De Thalès, l'histoire de la philosophie a retenu l'image du sage
distrait, qui absorbé par l'étude des astres, trébuche. Une jeune
fille rit aux éclats. Elle rappelle au sage le précepte delphique :
«Regardez dans vous, reconnaissez-vous, tenez-vous à vous».
Pour Montaigne, ce précepte est un garde-fou. A l'inquiétude
existentielle, au trouble que suscite un univers infini et hostile,
répond la curiosité, mais cette curiosité engendre de nouvelles
interrogations. Il lui faudra donc ébaucher une stratégie pour
échapper à cet engrenage, pour naviguer entre l'inquiétude que
produit l'ignorance et le «mal naturel» qu'est la curiosité. Dans
ses OEuvres Morales, si appréciées de Montaigne, Plutarque
conseille à celui qui veut éviter une curiosité malséante et
impropre, de se pencher sur l'histoire, d'étudier le monde, de se
retourner sur soi et d'augmenter sa concentration par des exercices
spirituels.
C'est bien cette méthode que Montaigne a adoptée et adaptée.
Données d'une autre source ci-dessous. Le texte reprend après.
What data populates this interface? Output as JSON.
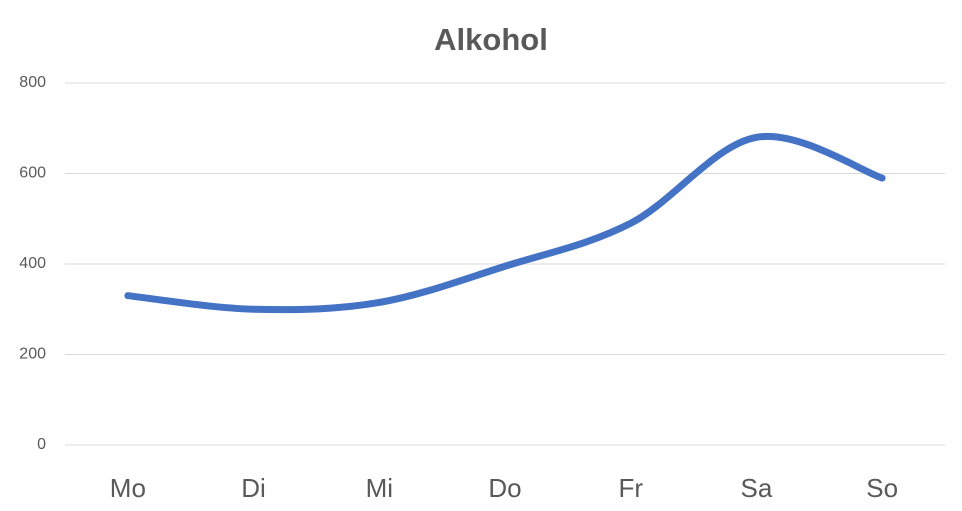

Aussi les Essais constituent-ils, en tant que tentative de
dépasser la distinction entre la bonne et la mauvaise curiosité,
entre la volonté de savoir et la vanité, une étape constitutive de
la Modernité. Orienter le regard du curieux, aiguillonner la curiosité
naturelle devenue nécessité existentielle, éviter les écueils
d'une curiosité malsaine et malveillante qui se passionne pour
des monstres, penser sa propre curiosité : voilà le travail de
Sisyphe auquel est condamné Michel de Montaigne.